STEPHEN RICCIO
PONTIAC Jan. 22, 2021
The Shawville Arena closed for the season on Jan. 22, after a sporadic winter that was deprived of normalcy by the ongoing pandemic.
Shawville councillor Bill McCleary explained how the current COVID-19 restrictions had caused both minor hockey and figure skating to end its seasons, thereby making an open rink an even greater financial loss for the municipality.
“Since minor hockey decided that no matter what happens with the [government] announcement on Feb. 8, that they won’t be having a season, even if we were to go back into orange [zone] we can’t . . .
rent to anybody outside this MRC, so it just doesn’t make sense,” he said. “The only thing that would be able to use it really would be figure skating and several of their members are from the other MRC as well so they wouldn’t be allowed.”
McCleary said that the money loss will be significant, although it is tough to tell whether it would amount to the usual $60,000-$80,000 range of losses that the arena induces any other year.

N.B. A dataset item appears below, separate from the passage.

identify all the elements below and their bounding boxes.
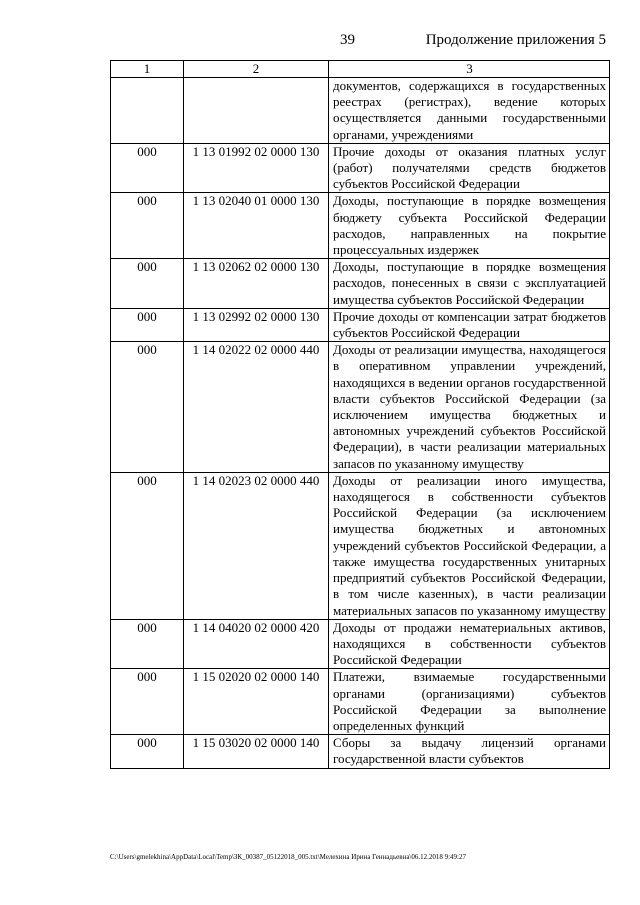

“In a year like this where you can’t really recoup anything … it may not be worse because we’re not paying salaries obviously and we’re not paying hydro. [But] it costs a lot of money to run an arena,” he said. “A lot of places didn’t even put ice on this year because of the situation. We decided we would because we want something for our kids to do, but it’s just beating a dead horse to try and keep it on any longer.”
McCleary said that some groups managed to use the rink here and there while it was open.
“The men’s league was using it a couple of hours a week,” he said. “Individual parents were renting it on Saturdays, so Saturdays were pretty good because individual parents would book it and it was probably rented for six, seven hours a day.”
However, he said rink usage during the week was limited to several hours of figure skating and a couple hours of men’s league action, making the continued operation of the facility unfeasible.
The arena in Fort Coulonge meanwhile, the Centre de loisirs des Draveurs, has remained closed since March 2020 when it was forced to close during the first provincial lockdown, according to municipal councillor Nathalie Denault.